In direct opposition to her supposed “special emphasis on data-driven journalism,” Rampell has never once given any column space to any of the aforementioned research. Likewise, she has ignored recent scandals—like RealPage’s rent-gouging algorithm or Pioneer Natural Resources CEO Scott Sheffield’s attempts at gas price-fixing—that provide evidence of increasingly concentrated corporate power unduly raising prices in real time.
With all this in mind, it’s hard not to think of Rampell as the hot dog guy. But if the analogy still seems far-fetched, let me point you to a pro-Costco piece she published a mere five days after the economic misunderstandings piece. In it, Rampell attempted to use the company’s commitment to, well, a $1.50 hot dog as proof that the left’s concerns over big business are overblown.
This is ironic, not just because of the hot dog–related subject matter, but also because Rampell (yet again) ignores inconvenient facts to push forth her narrative. The notion that the retail giant is a “miracle of capitalism” for keeping its food court items cheap looks much less convincing when juxtaposed with the fact that—despite already high profits—Costco continues to hike prices on other goods and is considering doing so for its membership fees. (Indeed, the Costco hot dog is one of the best-known examples of loss-leader products, which lure people in with an amazing price in the hope that they shop around and buy other, undiscounted products.) Funnily enough, Rampell’s piece was published the same day reporters revealed Costco’s plans to sell its customers’ data to build out its ad network. As executive director of Groundwork Collaborative Lindsay Owens quipped, it might be truer to say that the “price of a hot dog [is] $1.50 and your identity.”
Unsurprisingly, neither the price offsets nor the data selling were mentioned in her article.

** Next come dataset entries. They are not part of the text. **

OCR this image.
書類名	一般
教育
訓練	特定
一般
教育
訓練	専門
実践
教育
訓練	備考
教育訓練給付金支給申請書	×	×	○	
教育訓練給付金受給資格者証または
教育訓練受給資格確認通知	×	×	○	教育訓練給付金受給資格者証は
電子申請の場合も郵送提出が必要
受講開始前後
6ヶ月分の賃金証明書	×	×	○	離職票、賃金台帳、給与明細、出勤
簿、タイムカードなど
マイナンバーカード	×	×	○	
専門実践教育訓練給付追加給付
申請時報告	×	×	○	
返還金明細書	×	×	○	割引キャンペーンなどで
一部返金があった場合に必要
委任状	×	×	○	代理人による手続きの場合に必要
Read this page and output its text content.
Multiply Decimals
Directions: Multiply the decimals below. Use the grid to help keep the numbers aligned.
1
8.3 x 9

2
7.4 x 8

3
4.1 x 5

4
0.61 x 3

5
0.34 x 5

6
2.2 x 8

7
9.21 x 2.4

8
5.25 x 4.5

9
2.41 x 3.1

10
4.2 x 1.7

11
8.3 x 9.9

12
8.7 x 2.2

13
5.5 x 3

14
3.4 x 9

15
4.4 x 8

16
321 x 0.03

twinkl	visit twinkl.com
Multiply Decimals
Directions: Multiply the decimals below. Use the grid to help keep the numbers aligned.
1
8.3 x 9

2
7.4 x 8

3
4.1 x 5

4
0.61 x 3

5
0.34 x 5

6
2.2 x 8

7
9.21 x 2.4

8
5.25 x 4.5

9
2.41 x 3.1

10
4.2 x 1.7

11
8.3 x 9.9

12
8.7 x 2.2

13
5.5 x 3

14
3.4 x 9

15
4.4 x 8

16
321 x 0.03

Public negativity about the economy isn’t totally unfounded. The economy is far more than lines on a graph or data points in a vacuum. As such, the strength of an economy shouldn’t only be based on the criterion of classically trained economists looking backwards. That large swaths of the public feel so pessimistic about their financial security has less to do with their fundamental “wrongness” about how the economy works and more to do with the perception that the economy no longer works for them. Why would Rampell assume the customer and market are always right, but market participants (ordinary Americans) are wrong about the economy?
That being said, commentators like Rampell have continued to report in a manner that exacerbates, rather than alleviates, misconceptions about the economy, especially in regard to who is to blame for high prices. Rather than chastising the public for not intrinsically knowing better, they should re-evaluate their own contributions to the problem.